Dalam perspektif ilmu alam manusia adalah jagad kecil, suatu alam mikrokosmis yang merupakan cermin dari jagad besar (mikrokosmos) yang meliputi seluruh alam semesta. Manusia adalah puncak dari ciptaan Tuhan yang dikirimke bumi untuk menjadi khalifa.
Dengan begitu, setiap perbuatan yang membawa pada perbaikan dan perubahan sesama manusia memiliki nilai keluhuran dan kebaikan seluruh kosmos, yang melintas batas jagad raya, menyimpan kebaikan dan kebenaran yang universal serta nilai yang berdimensi kesemestaalaman (Nurchalish Madjid :1994).
Atas dasar pemikiran ini, Islam memandang bahwa memelihara dan mengapresiasi eksistensi hak individu sama pentingnya dengan memelihara dan mengapresiasi terhadap hak-hak masyarakat. Bahkan, manusia yang mempertahankan agama islam dianugerahi dengan “syahid” (mati syahid). Oleh karena itu, sangat rasional banyak ayat Al-Qur’an maupun Hadits yang mengatur tentang larangan pelanggaran terhadap hak orang lain.
Kehidupan manusia yang bersinggungan dalam pergaulan seringkali menimbulkan konflik. Upaya memperoleh kebutuhan hidup yang kompetitif terkadang melahirkan pelanggaran hak asasi manusia. Oleh karenanya, kehidupan kelompok masyarakat bagaimanapun kecilnya perlu memerlukan pengaturan agar pergaulan bisa berjalan dengan tertib.
Bila diteliti tentunya ini sesuai dengan pasal 2 UDHR (The Universal Declaration of Human Right) yang diciptakan PBB pada tahun 1948 yang isinya : Setiap manusia mempunyai hak dan kebebasan yang tercantum pada deklarasi ini tanpa perbedaan apapun seperti perbedaan ras, warna kulit, jenis kelamin, agama, bahasa ataupun paham yang lain.
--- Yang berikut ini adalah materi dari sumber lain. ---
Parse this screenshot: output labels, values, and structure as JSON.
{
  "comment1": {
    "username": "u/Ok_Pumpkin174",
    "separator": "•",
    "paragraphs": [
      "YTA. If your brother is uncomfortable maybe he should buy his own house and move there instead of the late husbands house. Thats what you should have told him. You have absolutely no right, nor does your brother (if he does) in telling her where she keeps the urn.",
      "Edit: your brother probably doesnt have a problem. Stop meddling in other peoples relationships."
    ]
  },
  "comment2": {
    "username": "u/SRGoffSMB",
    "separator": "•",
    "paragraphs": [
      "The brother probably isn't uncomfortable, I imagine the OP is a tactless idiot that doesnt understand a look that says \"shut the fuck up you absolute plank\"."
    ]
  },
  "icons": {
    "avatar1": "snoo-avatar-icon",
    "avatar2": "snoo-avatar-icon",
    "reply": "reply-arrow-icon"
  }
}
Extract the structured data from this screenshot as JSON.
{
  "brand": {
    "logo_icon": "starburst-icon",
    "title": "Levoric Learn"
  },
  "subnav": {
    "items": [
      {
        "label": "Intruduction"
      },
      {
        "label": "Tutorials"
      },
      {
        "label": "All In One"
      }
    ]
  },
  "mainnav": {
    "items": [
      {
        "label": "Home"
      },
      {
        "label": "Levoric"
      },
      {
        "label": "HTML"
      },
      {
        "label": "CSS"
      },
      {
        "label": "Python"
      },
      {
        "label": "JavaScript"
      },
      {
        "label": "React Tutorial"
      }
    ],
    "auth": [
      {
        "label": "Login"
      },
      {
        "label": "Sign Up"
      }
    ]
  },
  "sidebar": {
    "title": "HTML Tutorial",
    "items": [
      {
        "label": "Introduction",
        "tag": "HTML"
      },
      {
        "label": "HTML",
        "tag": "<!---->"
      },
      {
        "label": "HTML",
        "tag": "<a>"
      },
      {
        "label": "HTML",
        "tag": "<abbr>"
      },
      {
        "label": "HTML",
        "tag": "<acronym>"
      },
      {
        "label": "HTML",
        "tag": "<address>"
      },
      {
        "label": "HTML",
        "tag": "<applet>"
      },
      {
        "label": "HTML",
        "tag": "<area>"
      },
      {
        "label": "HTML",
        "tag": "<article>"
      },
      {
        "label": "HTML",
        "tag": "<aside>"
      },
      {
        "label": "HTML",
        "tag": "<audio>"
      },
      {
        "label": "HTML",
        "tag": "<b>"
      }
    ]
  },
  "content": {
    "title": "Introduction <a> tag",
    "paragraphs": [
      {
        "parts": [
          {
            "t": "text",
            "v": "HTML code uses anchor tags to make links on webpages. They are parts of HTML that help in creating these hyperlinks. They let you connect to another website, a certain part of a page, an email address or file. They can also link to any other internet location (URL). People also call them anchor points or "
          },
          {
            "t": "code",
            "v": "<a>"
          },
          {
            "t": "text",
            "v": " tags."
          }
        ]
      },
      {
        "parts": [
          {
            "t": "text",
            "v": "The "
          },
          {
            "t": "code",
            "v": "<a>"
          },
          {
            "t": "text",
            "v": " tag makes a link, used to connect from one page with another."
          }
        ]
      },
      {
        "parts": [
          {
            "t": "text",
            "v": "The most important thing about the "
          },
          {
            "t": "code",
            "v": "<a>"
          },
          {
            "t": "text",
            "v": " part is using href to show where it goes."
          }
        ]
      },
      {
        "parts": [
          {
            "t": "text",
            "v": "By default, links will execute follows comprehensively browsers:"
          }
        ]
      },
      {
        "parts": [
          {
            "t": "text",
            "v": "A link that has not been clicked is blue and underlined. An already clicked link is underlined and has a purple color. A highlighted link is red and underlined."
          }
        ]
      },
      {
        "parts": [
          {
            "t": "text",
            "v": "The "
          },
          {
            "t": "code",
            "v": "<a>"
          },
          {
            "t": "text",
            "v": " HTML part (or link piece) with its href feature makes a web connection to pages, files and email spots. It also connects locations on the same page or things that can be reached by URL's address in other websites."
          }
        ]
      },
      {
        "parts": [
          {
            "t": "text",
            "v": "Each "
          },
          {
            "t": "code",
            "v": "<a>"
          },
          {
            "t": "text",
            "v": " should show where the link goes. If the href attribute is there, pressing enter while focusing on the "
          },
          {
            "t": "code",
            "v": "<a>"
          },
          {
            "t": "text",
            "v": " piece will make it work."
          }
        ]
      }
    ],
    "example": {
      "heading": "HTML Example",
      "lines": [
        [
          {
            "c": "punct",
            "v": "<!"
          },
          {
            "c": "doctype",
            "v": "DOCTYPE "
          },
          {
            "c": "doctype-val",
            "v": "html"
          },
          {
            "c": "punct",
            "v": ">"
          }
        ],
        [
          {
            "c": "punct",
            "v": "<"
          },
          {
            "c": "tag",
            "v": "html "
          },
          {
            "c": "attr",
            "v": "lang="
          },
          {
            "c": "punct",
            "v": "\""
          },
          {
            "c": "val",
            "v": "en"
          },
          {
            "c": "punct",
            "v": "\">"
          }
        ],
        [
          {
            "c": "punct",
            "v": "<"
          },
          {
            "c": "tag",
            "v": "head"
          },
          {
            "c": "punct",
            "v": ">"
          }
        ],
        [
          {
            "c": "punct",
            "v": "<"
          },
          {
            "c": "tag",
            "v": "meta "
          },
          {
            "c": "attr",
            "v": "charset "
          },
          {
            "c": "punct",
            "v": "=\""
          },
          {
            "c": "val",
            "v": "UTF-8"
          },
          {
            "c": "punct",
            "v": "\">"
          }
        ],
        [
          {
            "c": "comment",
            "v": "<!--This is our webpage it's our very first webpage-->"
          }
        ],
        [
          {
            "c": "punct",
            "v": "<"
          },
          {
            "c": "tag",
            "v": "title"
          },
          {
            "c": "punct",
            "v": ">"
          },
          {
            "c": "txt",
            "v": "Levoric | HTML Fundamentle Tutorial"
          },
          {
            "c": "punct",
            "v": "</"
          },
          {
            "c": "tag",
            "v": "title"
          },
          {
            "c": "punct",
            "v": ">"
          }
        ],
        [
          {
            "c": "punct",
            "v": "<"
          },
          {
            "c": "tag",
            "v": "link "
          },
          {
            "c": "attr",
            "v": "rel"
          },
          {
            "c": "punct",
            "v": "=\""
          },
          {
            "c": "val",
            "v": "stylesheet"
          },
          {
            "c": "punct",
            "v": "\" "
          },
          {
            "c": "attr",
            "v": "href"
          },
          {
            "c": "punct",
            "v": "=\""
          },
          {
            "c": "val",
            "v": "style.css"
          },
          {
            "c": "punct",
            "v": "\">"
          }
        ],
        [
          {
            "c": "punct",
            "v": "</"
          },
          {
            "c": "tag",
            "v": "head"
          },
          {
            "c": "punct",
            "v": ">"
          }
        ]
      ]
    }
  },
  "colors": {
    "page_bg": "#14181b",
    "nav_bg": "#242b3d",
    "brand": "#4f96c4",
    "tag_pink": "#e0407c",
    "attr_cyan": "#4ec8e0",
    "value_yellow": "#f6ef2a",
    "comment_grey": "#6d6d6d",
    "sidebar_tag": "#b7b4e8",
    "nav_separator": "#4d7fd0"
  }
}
Tidak boleh mengadakan perbedaan atas dasar perbedaan politik, kedudukan hukum atau status internasional dari wilayah atau negara yang di mana individu tersebut termasuk, baik negara, wilayah yang tidak dibatas pemerintah sendiri atau di bawah wilayah lain yang kedaulatannya dibatasi.
Dalam Cairo Declaration (CD) dikatakan bahwa manusia memilki hak yang sama dalam hukum dan bebas dari praduga tak bersalah sebelum diputuskan oleh hakim di pengadilan, seperti yang tercantum pada pasal 19 yang berbunyi :
- Semua individu adalah sederajat di muka hukum tanpa ada perbedaan antara yang memerintah dan yang diperintah.
- Hak untuk mendapatkan keadilan dijamin bagi setiap orang.
- Tidak boleh adanya kejahatan ataupun penghukuman kecuali yang telah ditetapkan oleh syari’at.
- Terdakwa dinyatakan tidak bersalah sampai ia terbukti bersalah di pengadilan di mana ia diberi jaminan untuk membela diri.
Pada ayat b dan c dalam pasal tersebut apabila dipahami dan diteliti sebenarnya dilandasai atas firman Allah yang berbunyi :
“Dan (menyuruh kamu) apabila menetapkan hukum, di antara manusia supaya kamu menetapkan dengan adil.” (QS. An-Nisaa : 8).
“Dan sesungguhnya telah Kami muliakan anak-anak Adam, Kami angkut mereka di daratan dan di lautan, Kami beri mereka rezeki dari yang baik-baik dan Kami lebihkan mereka dengan kelebihan yang sempurna atas kebanyakan makhluk yang telah Kami ciptakan.” (QS. Al-Israa :70).
Akan tetapi, perlu diingat bahwa perbuatan apa pun yang telah kita lakukan demi alasan kebebasan dan persamaan haruslah dipertanggungjawabkan baik kepada masyarakat maupun kepada Allah.
“Tiap-tiap manusia terikat dengan apa yang dikerjakannya.” (QS. At-Thuur :21).